The in-game aesthetics are clean and thematic if not original, and while I’m not a huge fan of anime/manga, the still-frame cutscenes were really well drawn (with some getting downright provocative, ooooooolala). The voice acting during these cutscenes is also extremely good, even if it does lean heavily on the over-exaggerated anime noises that make me want to crawl up into my own guts and disappear out of shame. The in-game sound effects and music backing my time in the dungeons were also clean and sharp, meeting the often-forgotten standard of “it’s so good you don’t notice it.” In essence, the game looks and sounds pretty.

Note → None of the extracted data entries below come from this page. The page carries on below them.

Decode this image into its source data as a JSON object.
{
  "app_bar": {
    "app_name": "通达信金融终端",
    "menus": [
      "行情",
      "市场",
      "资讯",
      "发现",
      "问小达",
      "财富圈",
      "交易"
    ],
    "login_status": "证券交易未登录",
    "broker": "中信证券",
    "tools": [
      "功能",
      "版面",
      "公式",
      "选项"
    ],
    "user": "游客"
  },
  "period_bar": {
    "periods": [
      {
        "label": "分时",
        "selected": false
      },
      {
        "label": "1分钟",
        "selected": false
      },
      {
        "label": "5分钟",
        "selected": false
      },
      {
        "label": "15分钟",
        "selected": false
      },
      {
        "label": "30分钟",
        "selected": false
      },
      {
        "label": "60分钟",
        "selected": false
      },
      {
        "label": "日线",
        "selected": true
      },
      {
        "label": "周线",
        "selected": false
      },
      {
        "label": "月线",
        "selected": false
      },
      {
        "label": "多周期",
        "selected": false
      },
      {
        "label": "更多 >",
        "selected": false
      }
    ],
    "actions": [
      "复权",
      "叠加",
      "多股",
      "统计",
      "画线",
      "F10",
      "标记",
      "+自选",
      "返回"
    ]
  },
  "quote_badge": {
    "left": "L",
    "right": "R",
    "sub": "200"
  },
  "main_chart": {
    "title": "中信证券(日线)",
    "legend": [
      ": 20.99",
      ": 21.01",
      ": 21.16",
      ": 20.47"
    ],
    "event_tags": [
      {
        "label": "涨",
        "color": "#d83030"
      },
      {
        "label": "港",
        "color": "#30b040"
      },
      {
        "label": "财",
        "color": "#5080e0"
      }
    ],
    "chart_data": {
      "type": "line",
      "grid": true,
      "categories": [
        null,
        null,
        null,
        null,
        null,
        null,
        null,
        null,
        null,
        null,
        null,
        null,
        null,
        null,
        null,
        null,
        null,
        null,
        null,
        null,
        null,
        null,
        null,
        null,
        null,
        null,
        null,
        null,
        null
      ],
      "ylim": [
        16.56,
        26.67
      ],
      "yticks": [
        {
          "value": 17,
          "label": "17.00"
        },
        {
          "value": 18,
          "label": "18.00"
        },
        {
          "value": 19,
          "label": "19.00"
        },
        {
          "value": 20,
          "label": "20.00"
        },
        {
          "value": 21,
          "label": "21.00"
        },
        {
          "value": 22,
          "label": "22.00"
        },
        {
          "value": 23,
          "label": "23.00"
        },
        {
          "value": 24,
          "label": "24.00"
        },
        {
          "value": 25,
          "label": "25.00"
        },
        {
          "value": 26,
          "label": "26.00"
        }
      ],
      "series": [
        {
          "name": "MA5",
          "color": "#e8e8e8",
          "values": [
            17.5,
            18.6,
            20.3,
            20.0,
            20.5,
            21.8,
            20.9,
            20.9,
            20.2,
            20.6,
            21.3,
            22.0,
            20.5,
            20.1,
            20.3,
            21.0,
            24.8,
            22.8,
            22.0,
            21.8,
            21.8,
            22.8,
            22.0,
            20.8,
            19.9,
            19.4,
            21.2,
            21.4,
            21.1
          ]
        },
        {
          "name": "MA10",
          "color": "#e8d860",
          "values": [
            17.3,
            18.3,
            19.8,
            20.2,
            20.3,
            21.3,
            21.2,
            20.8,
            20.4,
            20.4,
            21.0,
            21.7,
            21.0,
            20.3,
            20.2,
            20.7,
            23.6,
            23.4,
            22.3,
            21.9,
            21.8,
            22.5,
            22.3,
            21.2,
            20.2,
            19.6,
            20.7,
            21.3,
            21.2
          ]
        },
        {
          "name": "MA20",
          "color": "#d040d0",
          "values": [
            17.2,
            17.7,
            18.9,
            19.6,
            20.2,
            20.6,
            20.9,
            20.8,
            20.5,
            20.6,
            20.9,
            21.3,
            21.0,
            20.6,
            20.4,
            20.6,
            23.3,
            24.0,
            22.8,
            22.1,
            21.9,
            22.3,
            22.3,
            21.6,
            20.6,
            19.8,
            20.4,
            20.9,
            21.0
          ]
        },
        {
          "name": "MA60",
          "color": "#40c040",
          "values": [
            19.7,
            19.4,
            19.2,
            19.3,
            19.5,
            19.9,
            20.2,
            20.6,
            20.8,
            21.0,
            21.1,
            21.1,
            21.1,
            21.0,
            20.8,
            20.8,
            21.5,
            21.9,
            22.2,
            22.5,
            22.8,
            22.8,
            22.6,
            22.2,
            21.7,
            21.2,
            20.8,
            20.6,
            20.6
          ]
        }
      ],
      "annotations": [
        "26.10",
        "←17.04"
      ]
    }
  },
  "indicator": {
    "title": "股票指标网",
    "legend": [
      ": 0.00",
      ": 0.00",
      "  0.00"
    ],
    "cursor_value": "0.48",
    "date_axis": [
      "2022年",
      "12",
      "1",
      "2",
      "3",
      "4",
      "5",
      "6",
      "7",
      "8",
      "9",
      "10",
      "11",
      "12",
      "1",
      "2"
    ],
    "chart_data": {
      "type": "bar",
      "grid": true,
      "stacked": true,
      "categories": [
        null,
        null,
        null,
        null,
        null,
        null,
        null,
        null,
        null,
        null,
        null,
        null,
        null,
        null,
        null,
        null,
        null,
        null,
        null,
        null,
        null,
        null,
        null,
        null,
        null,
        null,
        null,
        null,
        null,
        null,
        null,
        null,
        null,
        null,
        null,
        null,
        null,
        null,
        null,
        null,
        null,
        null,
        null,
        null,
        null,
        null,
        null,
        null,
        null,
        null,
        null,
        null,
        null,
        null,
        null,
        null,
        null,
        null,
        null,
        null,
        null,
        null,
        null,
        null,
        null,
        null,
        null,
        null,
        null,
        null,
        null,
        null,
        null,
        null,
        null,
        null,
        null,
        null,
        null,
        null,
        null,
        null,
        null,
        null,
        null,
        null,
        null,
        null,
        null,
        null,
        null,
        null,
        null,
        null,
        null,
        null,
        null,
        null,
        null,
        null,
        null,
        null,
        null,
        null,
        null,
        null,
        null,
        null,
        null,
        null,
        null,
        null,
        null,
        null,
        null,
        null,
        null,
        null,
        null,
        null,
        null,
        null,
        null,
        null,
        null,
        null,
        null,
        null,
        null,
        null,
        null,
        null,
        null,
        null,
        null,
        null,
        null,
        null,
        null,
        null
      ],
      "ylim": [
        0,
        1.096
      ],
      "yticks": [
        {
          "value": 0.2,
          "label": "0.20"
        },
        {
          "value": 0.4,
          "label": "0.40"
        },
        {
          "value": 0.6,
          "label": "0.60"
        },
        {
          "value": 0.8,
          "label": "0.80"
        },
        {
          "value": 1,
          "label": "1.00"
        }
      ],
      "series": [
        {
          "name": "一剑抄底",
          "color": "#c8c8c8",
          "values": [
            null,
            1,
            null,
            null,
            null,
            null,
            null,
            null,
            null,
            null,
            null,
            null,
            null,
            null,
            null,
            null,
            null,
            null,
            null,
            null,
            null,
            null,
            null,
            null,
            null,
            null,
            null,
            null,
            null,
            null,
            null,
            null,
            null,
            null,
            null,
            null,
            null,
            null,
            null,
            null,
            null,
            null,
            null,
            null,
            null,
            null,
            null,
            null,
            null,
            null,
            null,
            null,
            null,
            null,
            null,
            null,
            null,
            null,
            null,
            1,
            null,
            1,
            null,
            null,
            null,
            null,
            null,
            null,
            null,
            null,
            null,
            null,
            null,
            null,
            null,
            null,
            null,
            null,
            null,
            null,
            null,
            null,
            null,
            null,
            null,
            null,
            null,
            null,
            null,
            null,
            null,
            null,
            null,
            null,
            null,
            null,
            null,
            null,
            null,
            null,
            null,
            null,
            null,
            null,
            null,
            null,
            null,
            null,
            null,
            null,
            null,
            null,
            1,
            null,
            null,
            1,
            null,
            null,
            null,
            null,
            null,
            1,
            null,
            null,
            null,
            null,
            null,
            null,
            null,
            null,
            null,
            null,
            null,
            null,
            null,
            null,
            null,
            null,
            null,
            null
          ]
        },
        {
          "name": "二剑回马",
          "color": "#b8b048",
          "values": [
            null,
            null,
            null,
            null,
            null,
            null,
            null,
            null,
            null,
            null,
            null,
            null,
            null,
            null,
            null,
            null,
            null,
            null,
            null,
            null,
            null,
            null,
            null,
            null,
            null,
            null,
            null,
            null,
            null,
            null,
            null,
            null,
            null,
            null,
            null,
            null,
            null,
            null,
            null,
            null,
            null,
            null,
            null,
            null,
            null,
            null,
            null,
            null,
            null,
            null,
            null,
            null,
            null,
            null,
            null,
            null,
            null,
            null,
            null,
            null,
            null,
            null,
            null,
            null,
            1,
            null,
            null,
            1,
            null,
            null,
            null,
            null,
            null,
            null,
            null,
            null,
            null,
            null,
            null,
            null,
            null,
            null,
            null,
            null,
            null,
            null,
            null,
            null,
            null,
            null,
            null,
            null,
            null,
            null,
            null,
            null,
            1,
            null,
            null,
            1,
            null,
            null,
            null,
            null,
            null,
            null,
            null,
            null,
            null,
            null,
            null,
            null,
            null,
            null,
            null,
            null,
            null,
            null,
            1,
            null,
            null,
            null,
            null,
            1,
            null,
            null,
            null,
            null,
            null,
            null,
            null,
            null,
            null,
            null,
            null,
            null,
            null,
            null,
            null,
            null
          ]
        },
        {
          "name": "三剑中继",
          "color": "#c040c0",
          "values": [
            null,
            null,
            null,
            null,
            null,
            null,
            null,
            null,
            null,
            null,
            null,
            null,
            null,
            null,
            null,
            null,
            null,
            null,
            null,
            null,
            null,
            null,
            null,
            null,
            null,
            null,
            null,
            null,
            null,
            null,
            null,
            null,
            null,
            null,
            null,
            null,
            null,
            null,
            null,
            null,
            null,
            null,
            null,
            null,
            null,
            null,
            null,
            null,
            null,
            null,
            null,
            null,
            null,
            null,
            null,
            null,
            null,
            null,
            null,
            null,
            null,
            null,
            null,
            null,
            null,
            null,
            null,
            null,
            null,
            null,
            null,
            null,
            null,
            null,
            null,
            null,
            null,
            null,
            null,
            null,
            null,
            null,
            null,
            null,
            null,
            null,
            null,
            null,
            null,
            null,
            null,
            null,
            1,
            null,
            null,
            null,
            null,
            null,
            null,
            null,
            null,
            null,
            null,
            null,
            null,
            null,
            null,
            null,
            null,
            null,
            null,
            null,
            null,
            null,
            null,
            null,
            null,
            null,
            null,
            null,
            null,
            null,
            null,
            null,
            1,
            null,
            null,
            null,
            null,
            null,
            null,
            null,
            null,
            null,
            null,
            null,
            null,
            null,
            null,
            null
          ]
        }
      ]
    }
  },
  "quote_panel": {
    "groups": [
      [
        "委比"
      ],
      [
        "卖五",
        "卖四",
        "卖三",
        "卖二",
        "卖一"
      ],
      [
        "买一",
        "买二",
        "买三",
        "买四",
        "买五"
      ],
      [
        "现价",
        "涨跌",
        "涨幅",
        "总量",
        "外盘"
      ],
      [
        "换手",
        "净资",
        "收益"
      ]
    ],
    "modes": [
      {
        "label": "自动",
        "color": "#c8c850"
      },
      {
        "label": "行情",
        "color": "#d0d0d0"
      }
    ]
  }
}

Sword of the Necromancer was a huge gamble from the start. The developers took a chance by trying to force a playstyle that we often ignore while instead opting for the paladin, rogue, or wizard. While the core mechanics are solid and the balanced increments of success across each run feel fair, the AI has been eating paint chips and the forced second run as Koko feels like a soulless grab for added playtime. A rogue-like’s appeal is already built on repetition, so there’s absolutely no need to shoehorn in more for the sake of a story that’s already been told.
Review Overview
Stars
3/5
Sword of the Necromancer is undoubtedly built upon a solid foundation but it lacks the level of complexity necessary for repeated playthroughs that its predecessors and colleagues have in spades. With a needlessly repetitive storyline and an extremely limited inventory, this rogue-like relies too heavily on faulty AI that renders revived monster allies helpless while doing little to facilitate alternate playstyles. Sword of the Necromancer is visually pleasing and functionally operable, but I question its longevity when compared to current industry standards.